Mississippi has the distinction of being the only W.C. Fields film with a score by Richard Rodgers and Lorenz Hart. It is also the only film in which Fields co-starred with Crosby. Photographed by Charles Lang, the film featured art direction by Hans Dreier and Bernard Herzbrun and was edited by Chandler House. The sound man was Eugene Merritt. The original running time of this black-and-white film was 80 minutes. The film has been released on VHS and DVD as part of the W.C. Fields Collection in the United Kingdom.
Commodore Jackson (W. C. Fields) is the captain of a Mississippi showboat in the late nineteenth century. Tom Grayson (Bing Crosby) is engaged to be married and has been disgraced for refusing to fight a duel with Major Patterson (John Miljan).
Accused of being a coward, Grayson joins Jackson's showboat. Over the duration of the film, the behavior of the meek and mild Tom Grayson alters as a consequence of the constant representation of him, by Commodore Jackson, as "The Notorious Colonel Steele", "the Singing Killer", and the constant attribution, by Jackson, of duelling victories by Grayson to unrelated corpses freshly dragged from the river beside the showboat as "yet another victim of the notorious Colonel Steele, the Singing Killer".
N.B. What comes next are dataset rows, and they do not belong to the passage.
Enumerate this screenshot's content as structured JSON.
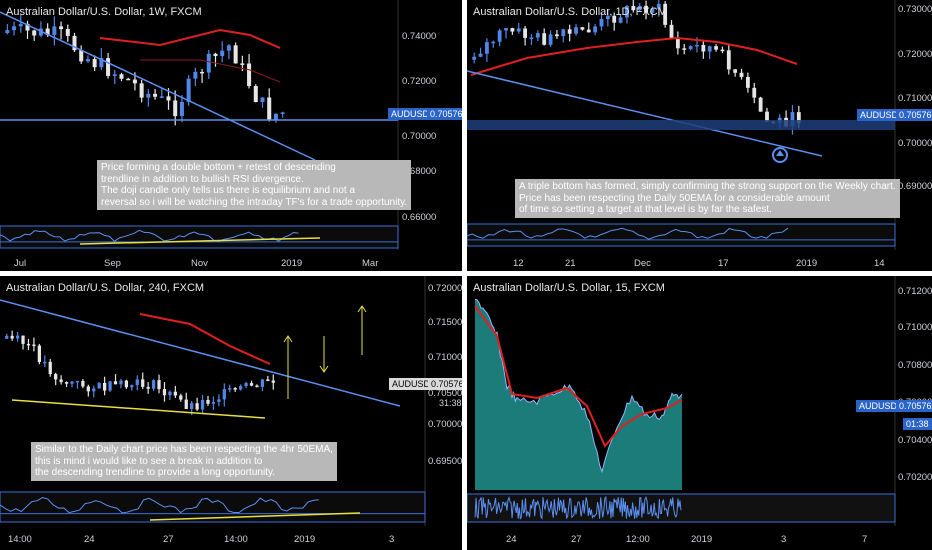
{
  "charts": [
    {
      "id": "weekly",
      "title": "Australian Dollar/U.S. Dollar, 1W, FXCM",
      "price_tag": "AUDUSD",
      "price_value": "0.70576",
      "y_ticks": [
        "0.74000",
        "0.72000",
        "0.70000",
        "0.68000",
        "0.66000"
      ],
      "x_ticks": [
        "Jul",
        "Sep",
        "Nov",
        "2019",
        "Mar"
      ],
      "note": "Price forming a double bottom + retest of descending\ntrendline in addition to bullish RSI divergence.\nThe doji candle only tells us there is equilibrium and not a\nreversal so i will be watching the intraday TF's for a trade opportunity."
    },
    {
      "id": "daily",
      "title": "Australian Dollar/U.S. Dollar, 1D, FXCM",
      "price_tag": "AUDUSD",
      "price_value": "0.70576",
      "y_ticks": [
        "0.73000",
        "0.72000",
        "0.71000",
        "0.70000",
        "0.69000"
      ],
      "x_ticks": [
        "12",
        "21",
        "Dec",
        "17",
        "2019",
        "14"
      ],
      "note": "A triple bottom has formed, simply confirming the strong support on the Weekly chart.\nPrice has been respecting the Daily 50EMA for a considerable amount\nof time so setting a target at that level is by far the safest."
    },
    {
      "id": "h4",
      "title": "Australian Dollar/U.S. Dollar, 240, FXCM",
      "price_tag": "AUDUSD",
      "price_value": "0.70576",
      "timer": "31:38",
      "y_ticks": [
        "0.72000",
        "0.71500",
        "0.71000",
        "0.70500",
        "0.70000",
        "0.69500"
      ],
      "x_ticks": [
        "14:00",
        "24",
        "27",
        "14:00",
        "2019",
        "3"
      ],
      "note": "Similar to the Daily chart price has been respecting the 4hr 50EMA,\nthis is mind i would like to see a break in addition to\nthe descending trendline to provide a long opportunity."
    },
    {
      "id": "m15",
      "title": "Australian Dollar/U.S. Dollar, 15, FXCM",
      "price_tag": "AUDUSD",
      "price_value": "0.70576",
      "timer": "01:38",
      "y_ticks": [
        "0.71200",
        "0.71000",
        "0.70800",
        "0.70600",
        "0.70400",
        "0.70200"
      ],
      "x_ticks": [
        "24",
        "27",
        "12:00",
        "2019",
        "3",
        "7"
      ]
    }
  ],
  "chart_data": [
    {
      "type": "line",
      "title": "Australian Dollar/U.S. Dollar, 1W, FXCM",
      "x": [
        "Jul",
        "Sep",
        "Nov",
        "2019"
      ],
      "series": [],
      "ylim": [
        0.655,
        0.755
      ]
    },
    {
      "type": "line",
      "title": "Australian Dollar/U.S. Dollar, 1D, FXCM",
      "x": [
        "12",
        "21",
        "Dec",
        "17",
        "2019"
      ],
      "series": [],
      "ylim": [
        0.685,
        0.733
      ]
    },
    {
      "type": "line",
      "title": "Australian Dollar/U.S. Dollar, 240, FXCM",
      "x": [
        "14:00",
        "24",
        "27",
        "14:00",
        "2019"
      ],
      "series": [],
      "ylim": [
        0.692,
        0.721
      ]
    },
    {
      "type": "area",
      "title": "Australian Dollar/U.S. Dollar, 15, FXCM",
      "x": [
        "24",
        "27",
        "12:00",
        "2019"
      ],
      "series": [],
      "ylim": [
        0.7012,
        0.7126
      ]
    }
  ],
  "colors": {
    "bull": "#4f86e8",
    "bear": "#e6e6e6",
    "ema": "#e02020",
    "trend": "#5b8ff0",
    "support": "#e8e040",
    "price_bg": "#2a64c8",
    "area": "#1f8a86"
  }
}
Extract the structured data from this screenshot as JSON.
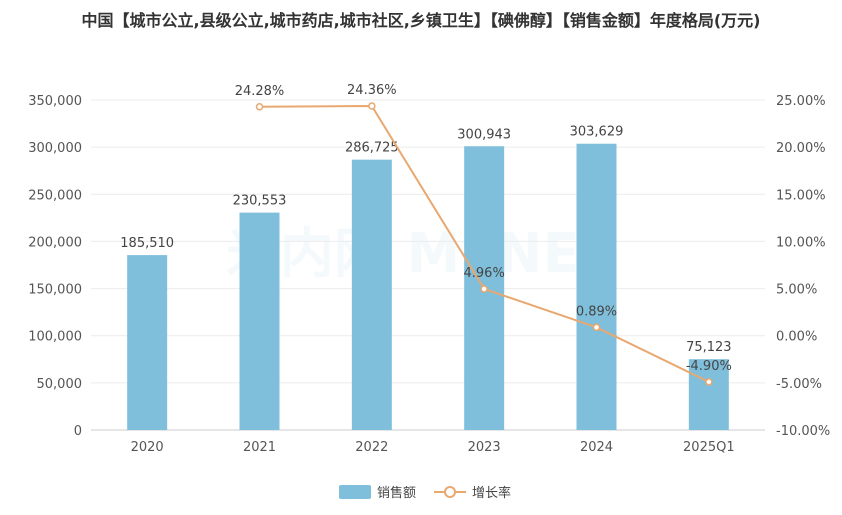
{
  "chart_data": {
    "type": "bar+line",
    "title": "中国【城市公立,县级公立,城市药店,城市社区,乡镇卫生】【碘佛醇】【销售金额】年度格局(万元)",
    "categories": [
      "2020",
      "2021",
      "2022",
      "2023",
      "2024",
      "2025Q1"
    ],
    "series": [
      {
        "name": "销售额",
        "type": "bar",
        "axis": "left",
        "color": "#7fbfdc",
        "values": [
          185510,
          230553,
          286725,
          300943,
          303629,
          75123
        ],
        "labels": [
          "185,510",
          "230,553",
          "286,725",
          "300,943",
          "303,629",
          "75,123"
        ]
      },
      {
        "name": "增长率",
        "type": "line",
        "axis": "right",
        "color": "#e8a870",
        "values": [
          null,
          24.28,
          24.36,
          4.96,
          0.89,
          -4.9
        ],
        "labels": [
          "",
          "24.28%",
          "24.36%",
          "4.96%",
          "0.89%",
          "-4.90%"
        ]
      }
    ],
    "left_axis": {
      "ylim": [
        0,
        350000
      ],
      "ticks": [
        "0",
        "50,000",
        "100,000",
        "150,000",
        "200,000",
        "250,000",
        "300,000",
        "350,000"
      ]
    },
    "right_axis": {
      "ylim": [
        -10,
        25
      ],
      "ticks": [
        "-10.00%",
        "-5.00%",
        "0.00%",
        "5.00%",
        "10.00%",
        "15.00%",
        "20.00%",
        "25.00%"
      ]
    },
    "grid": true,
    "legend": "bottom-center",
    "watermark": "米内网 MENET"
  }
}
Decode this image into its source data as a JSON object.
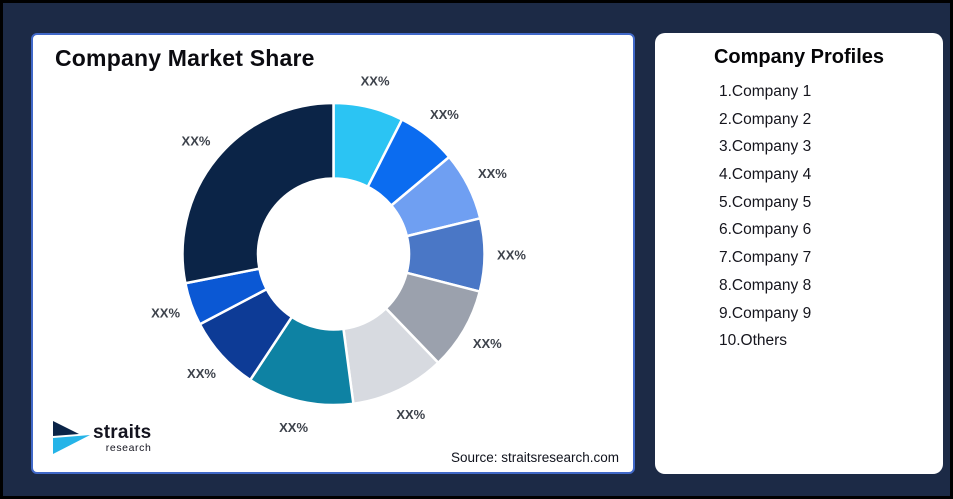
{
  "frame": {
    "background": "#1c2a46",
    "border_color": "#000000"
  },
  "chart_card": {
    "title": "Company Market Share",
    "source": "Source: straitsresearch.com",
    "border_color": "#4068c8",
    "logo": {
      "wordmark": "straits",
      "subtext": "research",
      "arrow_dark_color": "#0b2447",
      "arrow_cyan_color": "#25b4e8"
    }
  },
  "profiles_card": {
    "title": "Company Profiles",
    "items": [
      "1.Company 1",
      "2.Company 2",
      "3.Company 3",
      "4.Company 4",
      "5.Company 5",
      "6.Company 6",
      "7.Company 7",
      "8.Company 8",
      "9.Company 9",
      "10.Others"
    ]
  },
  "chart_data": {
    "type": "pie",
    "title": "Company Market Share",
    "donut": true,
    "donut_hole_ratio": 0.5,
    "start_angle_deg": 0,
    "direction": "clockwise",
    "slice_label_text": "XX%",
    "label_color": "#3d424b",
    "slice_stroke_color": "#ffffff",
    "segments": [
      {
        "name": "Company 1",
        "label": "XX%",
        "share_pct_est": 7.5,
        "color": "#2bc4f3"
      },
      {
        "name": "Company 2",
        "label": "XX%",
        "share_pct_est": 6.4,
        "color": "#0b6cf0"
      },
      {
        "name": "Company 3",
        "label": "XX%",
        "share_pct_est": 7.3,
        "color": "#6f9ff2"
      },
      {
        "name": "Company 4",
        "label": "XX%",
        "share_pct_est": 7.8,
        "color": "#4a77c6"
      },
      {
        "name": "Company 5",
        "label": "XX%",
        "share_pct_est": 8.8,
        "color": "#9ba1ad"
      },
      {
        "name": "Company 6",
        "label": "XX%",
        "share_pct_est": 10.1,
        "color": "#d7dae0"
      },
      {
        "name": "Company 7",
        "label": "XX%",
        "share_pct_est": 11.4,
        "color": "#0e82a3"
      },
      {
        "name": "Company 8",
        "label": "XX%",
        "share_pct_est": 8.0,
        "color": "#0d3b96"
      },
      {
        "name": "Company 9",
        "label": "XX%",
        "share_pct_est": 4.6,
        "color": "#0b58d4"
      },
      {
        "name": "Others",
        "label": "XX%",
        "share_pct_est": 28.1,
        "color": "#0b2447"
      }
    ]
  }
}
The film provides sufficient opportunities for Crosby to sing the Rodgers and Hart songs, including the centerpiece number, "Soon", while Fields gets to tell some outlandish stories. Crosby and Fields worked well together and there is one memorable scene in which Fields tries to tell Crosby how to act tougher. In the film, Crosby performs a number of sight gags involving a chair and a bowie knife. Another highlight is Fields' story about his exploits among one notorious Indian tribe.
There were two previous Paramount film versions of Booth Tarkington's play, Magnolia. The first in 1924 filmed as a silent under the title The Fighting Coward starred Cullen Landis, Phyllis Haver, Mary Astor, Ernest Torrence and Noah Beery, Sr. The second version released in 1929, as River of Romance;[2] in early talkie and in silent editions, starred Buddy Rogers, Wallace Beery, Fred Kohler, Mary Brian, June Collyer and Henry B. Walthall. Fred Kohler reprises his Captain Blackie here from the 1929 film.
Crosby recorded his songs commercially for Decca Records as well. "Soon" and "It's Easy to Remember" both topped the charts of the day.[7] His songs were included on the Bing's Hollywood series.